A Reverential Liszt Collection
Liszt: Harmonies Patriotiques et Religieuses Eva Polgar, piano; Hunnia Records HRCD 2101 Total Time: 60:42 Recording: ****/**** Performance: ****/****
Out of the many virtuoso pianist-composers of the 19th Century, none can compare to Franz Liszt (1811-1886) for the sheer breadth of his playing and compositional innovations. His musical ideas would influence composers well into the 20th Century. Most listeners gravitate toward his more nationalistic showpieces, but for those willing to explore some of his more spiritual side, which appeared in his later works, there is also much to treasure. In her new album, Eva Polgar sets out to help us enter in to both of these spheres of Liszt’s musical style with a collection that encompasses Liszt’s spiritual and national side.
Liszt used certain keys to help connect with broader philosophical ideas and one can hear this a bit in the religious pieces here. For him, E Major often was associated with a more serene religious feeling and they are part of the sound world encapsulated in several works on this current release. The opening Sursum cords, Erhebet eure Herzen, S. 163/7, has a touch of that along with some striking pentatonic scalar motion. It appears in the “Offertorium”, S. 501/2, from the Hungarian Coronation Mass (1867), which also includes the “Benedictus”, S. 501/2. The former has glints of Liszt’s nationalist flavoring along with a touch of the virtuosi displays from his more popular work. The spirituality of nature appears in the brilliance of “Les jeux d’eaux a la Villa d’Este” S. 163/4 (the other piece here from the third suite of the Annees de pelerinage. Here the trickling water, amazingly depicted here flowing across the piano, has its own spiritual connection to the “living water”. The piece itself is from 1877 and is filled with Impressionist gestures. This is one of the highlights of the album.

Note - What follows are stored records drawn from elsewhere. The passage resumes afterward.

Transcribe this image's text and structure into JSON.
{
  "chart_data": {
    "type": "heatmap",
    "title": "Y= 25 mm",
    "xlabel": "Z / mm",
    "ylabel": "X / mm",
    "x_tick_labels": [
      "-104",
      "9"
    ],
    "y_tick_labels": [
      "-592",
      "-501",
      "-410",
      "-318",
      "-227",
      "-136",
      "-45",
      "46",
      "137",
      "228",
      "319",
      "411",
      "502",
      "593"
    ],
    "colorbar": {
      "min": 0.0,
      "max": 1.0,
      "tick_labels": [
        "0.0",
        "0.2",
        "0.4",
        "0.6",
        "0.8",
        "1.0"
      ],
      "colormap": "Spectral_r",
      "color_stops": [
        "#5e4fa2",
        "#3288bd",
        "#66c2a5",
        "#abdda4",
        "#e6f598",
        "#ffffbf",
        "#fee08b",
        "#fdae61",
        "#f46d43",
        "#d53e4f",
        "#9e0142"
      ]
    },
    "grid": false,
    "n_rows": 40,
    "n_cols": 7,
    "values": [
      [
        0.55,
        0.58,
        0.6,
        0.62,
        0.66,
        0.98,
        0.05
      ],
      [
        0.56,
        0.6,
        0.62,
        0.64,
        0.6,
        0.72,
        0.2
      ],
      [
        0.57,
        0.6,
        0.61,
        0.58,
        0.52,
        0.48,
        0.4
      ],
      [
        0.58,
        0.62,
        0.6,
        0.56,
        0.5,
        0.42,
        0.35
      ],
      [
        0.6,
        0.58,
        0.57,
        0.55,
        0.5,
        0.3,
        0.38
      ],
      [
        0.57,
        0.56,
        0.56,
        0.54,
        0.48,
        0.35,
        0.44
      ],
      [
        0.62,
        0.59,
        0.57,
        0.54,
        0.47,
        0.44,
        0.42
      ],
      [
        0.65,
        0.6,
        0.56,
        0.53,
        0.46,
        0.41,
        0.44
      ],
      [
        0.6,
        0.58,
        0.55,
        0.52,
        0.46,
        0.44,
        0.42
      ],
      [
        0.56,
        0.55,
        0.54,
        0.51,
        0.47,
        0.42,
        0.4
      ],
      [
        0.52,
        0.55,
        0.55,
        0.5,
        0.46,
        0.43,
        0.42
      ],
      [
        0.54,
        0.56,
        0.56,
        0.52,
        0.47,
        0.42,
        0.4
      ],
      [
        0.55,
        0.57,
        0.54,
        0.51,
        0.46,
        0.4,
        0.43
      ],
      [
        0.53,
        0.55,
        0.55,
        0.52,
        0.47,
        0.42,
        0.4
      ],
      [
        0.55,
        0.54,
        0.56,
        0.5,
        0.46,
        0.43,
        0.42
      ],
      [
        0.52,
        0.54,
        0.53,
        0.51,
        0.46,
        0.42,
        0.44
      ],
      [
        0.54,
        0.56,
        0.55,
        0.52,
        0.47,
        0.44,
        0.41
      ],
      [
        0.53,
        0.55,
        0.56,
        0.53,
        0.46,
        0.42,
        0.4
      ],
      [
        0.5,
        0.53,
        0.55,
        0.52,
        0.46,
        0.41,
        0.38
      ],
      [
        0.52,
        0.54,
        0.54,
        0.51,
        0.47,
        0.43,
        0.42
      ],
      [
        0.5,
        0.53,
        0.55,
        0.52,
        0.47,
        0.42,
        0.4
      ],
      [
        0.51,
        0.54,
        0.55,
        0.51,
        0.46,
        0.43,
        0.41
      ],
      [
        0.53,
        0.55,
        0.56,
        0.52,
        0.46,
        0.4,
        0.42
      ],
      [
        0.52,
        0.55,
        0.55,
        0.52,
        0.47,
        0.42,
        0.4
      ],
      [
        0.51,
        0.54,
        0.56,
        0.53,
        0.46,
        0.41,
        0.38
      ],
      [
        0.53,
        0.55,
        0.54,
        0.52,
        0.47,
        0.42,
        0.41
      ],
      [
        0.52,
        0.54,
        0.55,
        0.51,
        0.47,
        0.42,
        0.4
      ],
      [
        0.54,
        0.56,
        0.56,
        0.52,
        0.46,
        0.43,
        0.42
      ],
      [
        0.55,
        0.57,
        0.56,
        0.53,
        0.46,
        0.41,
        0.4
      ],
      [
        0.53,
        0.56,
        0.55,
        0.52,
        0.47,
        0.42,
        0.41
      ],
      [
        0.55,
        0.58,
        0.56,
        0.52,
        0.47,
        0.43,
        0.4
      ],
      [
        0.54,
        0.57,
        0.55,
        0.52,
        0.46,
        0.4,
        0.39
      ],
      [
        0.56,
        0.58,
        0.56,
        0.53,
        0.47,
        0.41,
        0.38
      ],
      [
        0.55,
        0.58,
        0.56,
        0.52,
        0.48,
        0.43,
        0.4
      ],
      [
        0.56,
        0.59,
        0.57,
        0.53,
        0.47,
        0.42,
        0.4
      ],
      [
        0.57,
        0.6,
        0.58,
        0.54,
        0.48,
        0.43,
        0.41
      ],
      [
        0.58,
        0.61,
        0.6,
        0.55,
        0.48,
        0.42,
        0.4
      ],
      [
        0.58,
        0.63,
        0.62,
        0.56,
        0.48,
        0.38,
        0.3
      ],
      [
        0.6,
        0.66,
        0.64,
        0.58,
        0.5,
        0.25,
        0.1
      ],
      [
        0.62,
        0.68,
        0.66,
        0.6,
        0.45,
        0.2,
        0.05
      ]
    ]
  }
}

In the center of the release, we shift to more nationalistic fervor beginning with the Hungarian Rhapsody, No. 11, S. 244, as well as a couple of Csardas (S. 225/1 and 2). One gets a sense of the showmanship of Liszt the performer as the music teases us with rhythms and folkish hints in the opening flourishes before entering the salon of popular musical style, always more elegant with a dash of flair and even a bit of longing. Polgar’s interpretation brings these elements so well. The two csardas are later works that give us a taste of the new harmonic territories Liszt was exploring as well. You can hear how he mixes the tempo shifts of these folk dances even in Puszta Wehmuth, S. 246.

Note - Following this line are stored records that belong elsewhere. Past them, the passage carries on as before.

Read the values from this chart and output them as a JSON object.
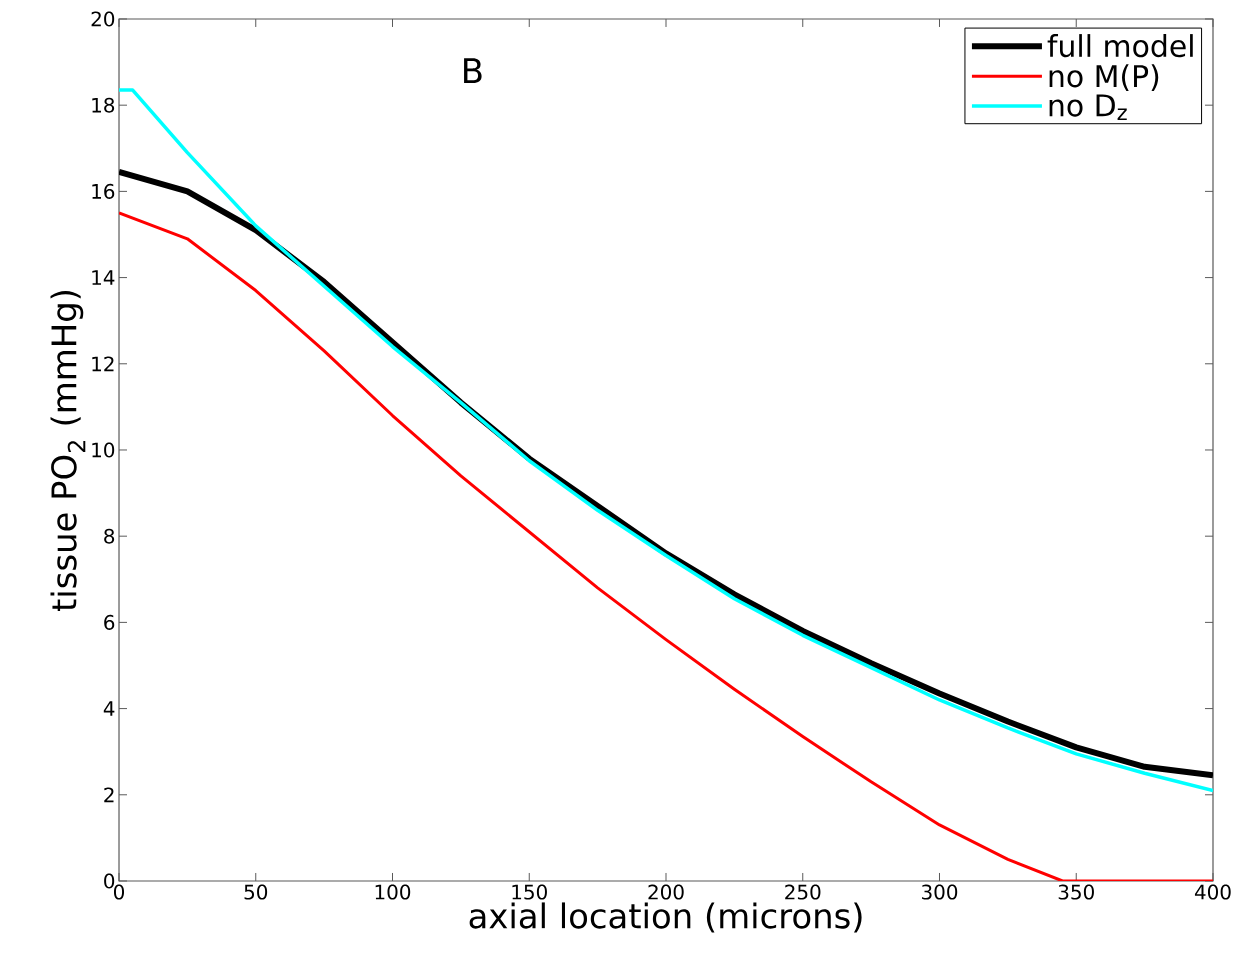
{
  "chart_data": {
    "type": "line",
    "xlabel": "axial location (microns)",
    "ylabel": "tissue PO$_{2}$ (mmHg)",
    "annotations": [
      "B"
    ],
    "xlim": [
      0,
      400
    ],
    "ylim": [
      0,
      20
    ],
    "xticks": [
      0,
      50,
      100,
      150,
      200,
      250,
      300,
      350,
      400
    ],
    "yticks": [
      0,
      2,
      4,
      6,
      8,
      10,
      12,
      14,
      16,
      18,
      20
    ],
    "grid": false,
    "legend": "top right",
    "line_style": "solid",
    "marker": "none",
    "series": [
      {
        "name": "full model",
        "color": "#000000",
        "x": [
          0,
          25,
          50,
          75,
          100,
          125,
          150,
          175,
          200,
          225,
          250,
          275,
          300,
          325,
          350,
          375,
          400
        ],
        "values": [
          16.45,
          16.0,
          15.1,
          13.9,
          12.5,
          11.1,
          9.8,
          8.7,
          7.6,
          6.65,
          5.8,
          5.05,
          4.35,
          3.7,
          3.1,
          2.65,
          2.45
        ]
      },
      {
        "name": "no M(P)",
        "color": "#ff0000",
        "x": [
          0,
          25,
          50,
          75,
          100,
          125,
          150,
          175,
          200,
          225,
          250,
          275,
          300,
          325,
          345,
          400
        ],
        "values": [
          15.5,
          14.9,
          13.7,
          12.3,
          10.8,
          9.4,
          8.1,
          6.8,
          5.6,
          4.45,
          3.35,
          2.3,
          1.3,
          0.5,
          0,
          0
        ]
      },
      {
        "name": "no D$_{z}$",
        "color": "#00ffff",
        "x": [
          0,
          5,
          25,
          50,
          75,
          100,
          125,
          150,
          175,
          200,
          225,
          250,
          275,
          300,
          325,
          350,
          375,
          400
        ],
        "values": [
          18.35,
          18.35,
          16.9,
          15.2,
          13.8,
          12.4,
          11.1,
          9.75,
          8.6,
          7.55,
          6.55,
          5.7,
          4.95,
          4.2,
          3.55,
          2.95,
          2.5,
          2.1
        ]
      }
    ]
  }
}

The last three works bring us back to the more religious side again, first with a meditation from his 1837-38 set, Album d’un voyager. The instrumental meditation on Psalm 42, S. 156/7, is an early musing on the personality of St. Francis. The album closes with the two Legends, S. 175, which are both stunning encapsulations of some of Liszt’s deepest spiritual feelings and reverence.
Eva Polgar’s performances here really sparkle in the upper register passages. She also brings a proper level of gravitas and reflection when needed as well. The sustaining of harmonies in these moments is equally moving and the attention to the detail in her pedaling choices brings out the style of the music so well. The more technical passages are dashed off without overwhelming the music’s communicative power and that makes this release all the more engaging. The overall sequencing of the program also moves intelligently along engaging listeners with each turn. There is also an underlying intensity of feeling that comes through in her playing which elevates the music as well to a heartfelt interpretation of these pieces. Overall, a unique and quite stunningly-recorded set of Liszt’s music that is worth tracking down for one’s own moments of pause and meditation from one of the great master’s of 19th-century music.